In 2014, the Center for Investigative Reporting revealed how Dow lobbied for and won a loophole to allow California strawberry growers to double their annual use of Telone. As a result, more than a million Californians were exposed to higher concentrations of Telone than were previously considered safe, according to the Center. The same year, a state study found that chloropicrin in the air in Watsonville, a rapidly growing city in the heart of the California strawberry belt, exceeded the state's safety standard by 40 percent.

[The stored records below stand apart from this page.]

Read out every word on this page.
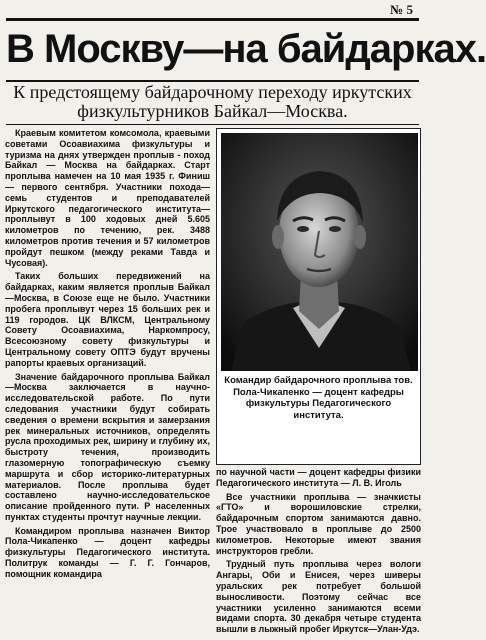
№ 5
В Москву—на байдарках.
К предстоящему байдарочному переходу иркутских физкультурников Байкал—Москва.

Краевым комитетом комсомола, краевыми советами Осоавиахима физкультуры и туризма на днях утвержден проплыв - поход Байкал — Москва на байдарках. Старт проплыва намечен на 10 мая 1935 г. Финиш — первого сентября. Участники похода—семь студентов и преподавателей Иркутского педагогического института—проплывут в 100 ходовых дней 5.605 километров по течению, рек. 3488 километров против течения и 57 километров пройдут пешком (между реками Тавда и Чусовая).

Таких больших передвижений на байдарках, каким является проплыв Байкал—Москва, в Союзе еще не было. Участники пробега проплывут через 15 больших рек и 119 городов. ЦК ВЛКСМ, Центральному Совету Осоавиахима, Наркомпросу, Всесоюзному совету физкультуры и Центральному совету ОПТЭ будут вручены рапорты краевых организаций.

Значение байдарочного проплыва Байкал—Москва заключается в научно-исследовательской работе. По пути следования участники будут собирать сведения о времени вскрытия и замерзания рек минеральных источников, определять русла проходимых рек, ширину и глубину их, быстроту течения, производить глазомерную топографическую съемку маршрута и сбор историко-литературных материалов. После проплыва будет составлено научно-исследовательское описание пройденного пути. Р населенных пунктах студенты прочтут научные лекции.

Командиром проплыва назначен Виктор Пола-Чикапенко — доцент кафедры физкультуры Педагогического института. Политрук команды — Г. Г. Гончаров, помощник командира

Командир байдарочного проплыва тов. Пола-Чикапенко — доцент кафедры физкультуры Педагогического института.

по научной части — доцент кафедры физики Педагогического института — Л. В. Иголь

Все участники проплыва — значкисты «ГТО» и ворошиловские стрелки, байдарочным спортом занимаются давно. Трое участвовало в проплыве до 2500 километров. Некоторые имеют звания инструкторов гребли.

Трудный путь проплыва через вологи Ангары, Оби и Енисея, через шиверы уральских рек потребует большой выносливости. Поэтому сейчас все участники усиленно занимаются всеми видами спорта. 30 декабря четыре студента вышли в лыжный пробег Иркутск—Улан-Удэ.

The organic alternative to fumigation combines the traditional tool of crop rotation, meant to control the buildup of pests and pathogens, with a new technology that’s akin to composting. Growers mix a carbon-rich material such as rice bran or molasses into topsoil, which is then saturated with water and covered with a plastic tarp. Under the tarp, the organic slurry gives off natural byproducts that are toxic to pathogens.

This method works as effectively as fumigation, with growers who use it reporting almost no loss in crop yield. It’s also more expensive, driving up the cost of organic strawberries – which are more than $4 a pound in the store, compared to about $2.50 a pound for the conventional variety. Organic strawberries represent less than 10 percent of the market nationwide, but their share is growing rapidly. As more growers turn away from pesticides and fumigants, the price of organic produce is expected to drop.

For those of us who don’t want to eat pesticide residues and who want to stop fumigants from endangering farmworkers and neighbors of farms, buying organic is a small price to pay. The transformation of strawberries from an occasional treat to a cheap and abundant supermarket staple should serve as cautionary tale about the consequences of chemically driven industrial agriculture.

This article was adapted and updated from the 2017 Shopper's Guide to Pesticides in Produce™.